Юноша запер дверь и положил фотоаппарат на комод. Он снял порванную во время падения с велосипеда куртку и бросил ее на спинку стула. Не снимая остальной одежды, он лег на кровать, и закрыл глаза. Здесь, в замкнутом пространстве собственной комнаты, он был неуязвим для недоуменных реплик зевак, скучных сверстников, вечно усталого водянистого взгляда матери и таинственных незнакомок.
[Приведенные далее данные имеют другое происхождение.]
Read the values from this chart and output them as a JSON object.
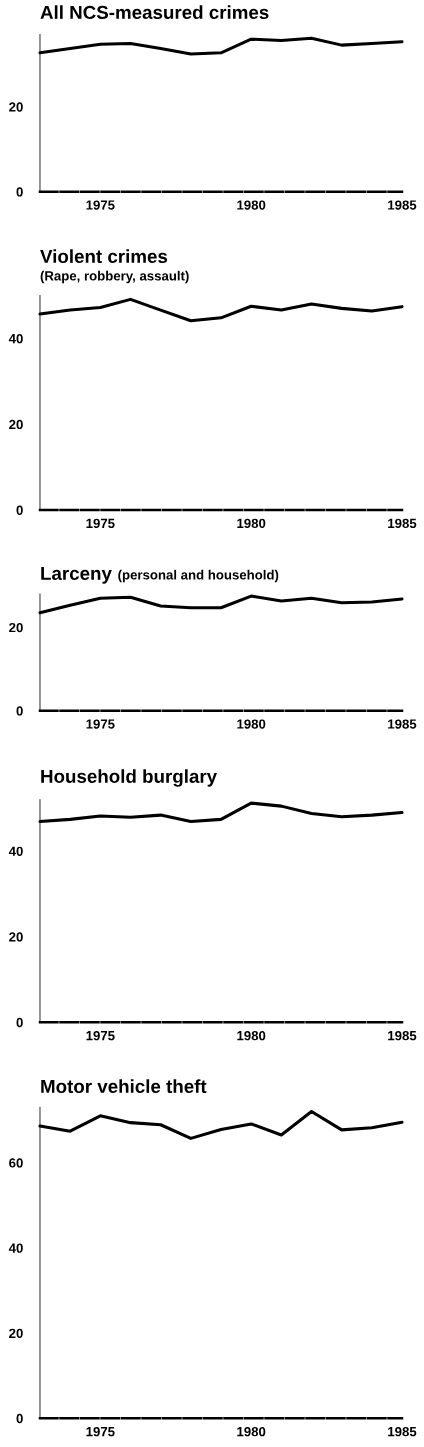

Здесь заканчивалась вселенная, созданная Розой, и начинался мир, придуманный Эдвардом Блюменфростом, богом гораздо менее могущественным, но гораздо более внимательным к деталям. Внешний мир был доверху набит случайностями и нестыковками — мир его авторства был выверен до единого миллиметра. Под чутким руководством фотографа здесь верховодили два ангела — Тишина и Порядок.
Большой книжный шкаф делил комнату на две половины, в одной из которых располагалась кровать, а в другой импровизированная мастерская. Шкаф вмещал десятки аккуратно расставленных книг, а на столе были ровными рядами разложены инструменты и алхимические реагенты. Тень шкафа серым параллелепипедом падала на кровать, скрывая ее от уличного света. Разглядывая свои владения, Эдвард, сам того не желая, провалился в сон.